San Angelo State Park – March Birding Tour

On Saturday March 17, San Angelo State Park had their new monthly birding

Northern Cardinal

tour.  I used to lead it until several months ago, when I gave up the job so someone else could take over.  It took awhile to find someone to fulfill the position, so finally one of the park personnel, Ranger Jade, decided that he would give it a try.  We met at 8:30 at the gatehouse and headed for the blind.  Ranger Jade asked me to assist him as this was all new to him.

Field Sparrow




It went quite well.  There were nine of us this time, but I think when the word gets out, there will be larger turn-outs.  This time they made the birding tour part of a spring break celebration of sorts.  They also had a nature tour, and a bison tour going on also.  Because of this the birding was somewhat abbreviated.  Most of the time was spent at the blind and with a quick drive by the lake to check out the water birds.   We only saw 25 species.  This is the complete list.

Ruby-crowned Kinglet

  1. Canyon Towhee   1
  2. White-crowned Sparrow   12
  3. Northern Mockinbird   12
  4. Yellow-headed Blackbird   1
  5. Red-winged Blackbird   13
  6. Phrrhuloxia   3
  7. Mourning Dove   6
  8. White-winged Dove   8
  9. House Finch   15
  10. House Sparrow   10
  11. American Avocet   3
  12. Northern Shoveler  50+
  13. Northern Harrier   1
  14. Ruby-crowned Kinglet   1
  15. Field Sparrow   1
  16. Vesper Sparrow   6
  17. European Starling   4
  18. Golden-fronted Woodpecker   2
  19. Killdeer   2
  20. Western Meadowlark   6
  21. Turkey Vulture   4
  22. Black-crested Titmouse   1
  23. Ring-necked Duck   1
  24. Barn Swallow   4
  25. Curve-billed Thrasher   1

    Curve-billedl Thrasher

Click on any image to see an enlargement.  In the future the birding tours will be on a regular schedule of the third Saturday of each month, meeting at the South Gate at 8:30AM.

31 thoughts on “San Angelo State Park – March Birding Tour

  1. Some nice photos here Bob! The birding tours look like fun! I’m very partial to the Curve-billed Thrashers as several of them live at my house. They’re very entertaining birds.

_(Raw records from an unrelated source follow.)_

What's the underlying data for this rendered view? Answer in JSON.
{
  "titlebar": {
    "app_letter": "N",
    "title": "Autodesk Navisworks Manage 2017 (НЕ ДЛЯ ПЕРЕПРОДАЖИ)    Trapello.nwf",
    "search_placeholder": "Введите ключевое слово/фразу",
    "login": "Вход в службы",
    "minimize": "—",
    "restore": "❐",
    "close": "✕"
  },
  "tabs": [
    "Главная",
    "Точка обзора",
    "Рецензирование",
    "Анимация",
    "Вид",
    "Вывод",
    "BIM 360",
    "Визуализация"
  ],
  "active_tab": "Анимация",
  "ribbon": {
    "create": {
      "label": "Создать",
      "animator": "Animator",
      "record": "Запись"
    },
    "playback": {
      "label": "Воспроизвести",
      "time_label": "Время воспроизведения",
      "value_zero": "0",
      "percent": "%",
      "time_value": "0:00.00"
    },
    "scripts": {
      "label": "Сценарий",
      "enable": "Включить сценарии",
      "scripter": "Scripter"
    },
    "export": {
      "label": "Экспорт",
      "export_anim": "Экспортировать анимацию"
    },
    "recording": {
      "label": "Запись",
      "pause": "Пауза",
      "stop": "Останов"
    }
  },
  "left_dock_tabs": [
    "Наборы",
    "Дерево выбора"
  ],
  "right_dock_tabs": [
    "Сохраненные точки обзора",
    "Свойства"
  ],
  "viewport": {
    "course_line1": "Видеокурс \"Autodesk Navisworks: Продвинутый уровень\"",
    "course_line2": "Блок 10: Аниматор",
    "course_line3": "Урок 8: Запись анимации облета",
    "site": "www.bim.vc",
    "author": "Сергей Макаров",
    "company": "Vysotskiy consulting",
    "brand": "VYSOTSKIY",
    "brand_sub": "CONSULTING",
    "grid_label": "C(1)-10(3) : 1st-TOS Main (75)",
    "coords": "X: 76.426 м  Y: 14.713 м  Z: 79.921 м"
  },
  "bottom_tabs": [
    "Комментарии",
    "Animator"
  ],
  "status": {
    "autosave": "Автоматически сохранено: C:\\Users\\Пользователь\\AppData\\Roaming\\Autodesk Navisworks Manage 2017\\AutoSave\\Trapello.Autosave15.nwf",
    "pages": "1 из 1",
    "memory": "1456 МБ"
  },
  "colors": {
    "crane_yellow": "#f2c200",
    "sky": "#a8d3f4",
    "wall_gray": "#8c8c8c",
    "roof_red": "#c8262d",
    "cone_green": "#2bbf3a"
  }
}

  2. Great shots as usual..Even the field sparrow is a delight. The Kinglet is awesome and so hard to see, let alone photograph. I love red to..this is one bird that says GO instead of stop. I think it grand that you are having tours and getting people involved in nature..we need more of it in the world..have a great eveing..

  3. I especially like that thrasher image Bob. The only thrasher we get around here in any numbers is the Sage Thrasher – a species I love but they sure don’t have the dramatic bill that yours does. Our state parks are under-utilized too – a fact we don’t bemoan when we’re out shooting since we like the solitude. That said, our state parks need more support from the public, especially in these tough financial times.

    • I agree, the Sage Thrasher doesn’t seem to have the personality tha the Curve-billed does.

      I know what you mean about the parks, Ron. It is nice to have no one around when I’m shooting, but then without any support the parks won’t exist long. A real catch-22.

  4. I adore that kinglet! They are listed in my Michigan species book so I always hold out hope I’ll see on some day. (: Glad the tour went well Bob! It’s been days of 80 degree temps…. today will be almost 90! Loves! ~ Melissa

  5. Lovely images as always Bob. It was wonderful of you to help out Ranger Jade. The more people that get interested in birds and nature in general the brighter the future looks for all wildlife.

    • Thanks so much, Mia. I couldn’t agree with you more. You would be surprised to know how few people in this city have ever been to the state park. We are trying to correct that.

  6. Have you ever gotten a ruby-crowned kinglet with his little ruby showing? I have a couple but nothing outstanding. Those little guys never sit still! You got a nice pose, though

    • No, I have never been that lucky to get a shot with the ruby showing. You nailed the problem, they move too quickly, and hope you get the right shot. That’s how I got lucky with the pose. 🙂

  7. Great shots Bob! I tried leading a nature group, we always had a few people sign up that didn’t know the meaning of quiet, then wondered why we never saw anything. Sounds like your group is quiet enough to see birds.

    • So far it has been pretty good. We try to discourage young children. In fact, the State Park advertises it as an Adult Birding Tour. But then, it seems every once in a while there is an adult that is louder than any little kid. Go figure. Thanks for the comment, Jerry.

  8. I may have to do some research and see if there are any birding tours in or near Atlanta. I think it’s great you used to lead the tours! I bet you were hard to replace! Love the photos, but especially the Northern Cardinal. Beautiful reds! Great and lovely post as always, Bob!